Well, Carl, I really feel like you do about trees: they are truly essential and not just for eating from them or filtering the water underground but also for temperature moderation. Their roots hold the soil close and reduce erosion, so they are truly necessary for life itself.
Have you ever gone under a tree in the heat of the day and thought: Wow, it feels so so good here!?
Folks have been noticing that temperatures this year are downright beastly. Planting annual crops just won't cut the mustard when we are thinking about cooling an area or saving water. Trees are truly essential for our life, as important as water, and they do go together, as areas without trees usually are pretty poor on water too. There is a "what came first, the chicken or the egg" here,
but the symbiosis runs both ways.
The island of Haiti used to have lush forests, but deforestation has brought them ruin and they are now a poor country that cannot sustain itself. Other shorter plants are dying, along with the wildlife. there is mass extinction.

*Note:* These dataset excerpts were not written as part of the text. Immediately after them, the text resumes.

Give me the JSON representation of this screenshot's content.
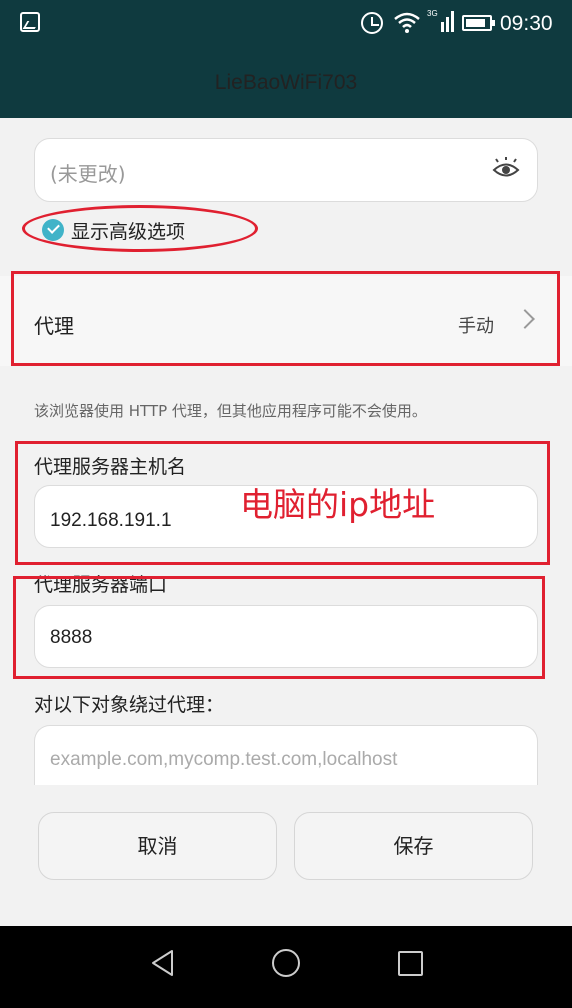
{
  "status_bar": {
    "time": "09:30",
    "icons": [
      "gallery-icon",
      "alarm-icon",
      "wifi-icon",
      "signal-3g-icon",
      "battery-icon"
    ]
  },
  "header": {
    "title": "LieBaoWiFi703"
  },
  "password": {
    "placeholder": "(未更改)"
  },
  "advanced": {
    "label": "显示高级选项",
    "checked": true
  },
  "proxy": {
    "label": "代理",
    "mode": "手动"
  },
  "note": "该浏览器使用 HTTP 代理，但其他应用程序可能不会使用。",
  "host": {
    "label": "代理服务器主机名",
    "value": "192.168.191.1",
    "annotation": "电脑的ip地址"
  },
  "port": {
    "label": "代理服务器端口",
    "value": "8888"
  },
  "bypass": {
    "label": "对以下对象绕过代理：",
    "placeholder": "example.com,mycomp.test.com,localhost"
  },
  "buttons": {
    "cancel": "取消",
    "save": "保存"
  },
  "nav": [
    "back-icon",
    "home-icon",
    "recent-apps-icon"
  ],
  "colors": {
    "header_bg": "#0f3a3f",
    "accent": "#40b3c8",
    "annotation_red": "#e02030"
  }
}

https://whyy.org/articles/pa-researcher-helps-document-deforestation-mass-extinction-in-haiti/
Do we have trees because we have water, or do we have water because we have trees?
Someone in this thread mentioned the importance of planting your trees where you can tend to them first, with water being an important point. Yes, especially if you plant trees that are a couple of years old. The transfer shock is hard on them.
I love this site about trees in general, and I think you will too:
https://onetreeplanted.org/blogs/stories/inspirational-quotes-about-trees
So, yes, I'm planting trees: Apple trees, plum trees, pear trees, chestnuts mulberry trees. Yes, lots of fruit trees, but maples too. sugar maples especially. But there should not be the promise of fruit at the end of the road. I plant these because I collect pips, stones, nuts and just plain pop them in the ground. That's the easiest way to plant trees. Some will be good, some definitely less so, but they will all help to sustain life and bring water to us. Planting trees that are already several years old will bring you fruit/ shade etc. sooner, but they may also falter from the transplant shock and at my age, I'm not into investing $40 in a bigger tree that may not make it. I love Rainier cherries, but no one grows them here, yet I'm told they can thrive in zone 4, so I'll try.. So I'm tossing the stones in my woods. If they make it, fine. If not, it is fine too.
And I'm learning to make cuttings. If they make it, fine. If they don't I didn't have any money invested in them, so no big loss.
I bought some chestnuts around Christmas last year. I added damp moss and plopped them in a bag in the fridge. Around March, I took a peek and saw that quite a few had sprouted and I thought: It is too early to plant them [frozen ground here] and they grow a long taproot that doesn't like to be disturbed.
So I bought a length of cheap plastic sewer pipe [about 4-5" in diameter and cut it in 12" lengths, filled them with soil and sat the whole thing in a big plastic tote. All but 2 made it, so I had 15. In late April/ early May, they were ready to plant: The roots had reached the bottom of the tote and were just starting to curl! I used an electric auger, a little Ryobi. It takes less than a minute to make a suitable hole. The diameter was just a tad bigger than the sewer pipe and I went to work. They are all doing fine. I'm not sure how fast they grow, but it doesn't matter. It doesn't matter even if I never taste a nut from them. someone will...
Those sugar maple leaves I collect each year are another project. Pick them up and toss them over the ground right before the first snow. Nature will do the rest. Some will falter, but many will find fertile ground. I have no money invested in them. I may never boil their sap... but someone will. Someone will feel good in their shade. That is important.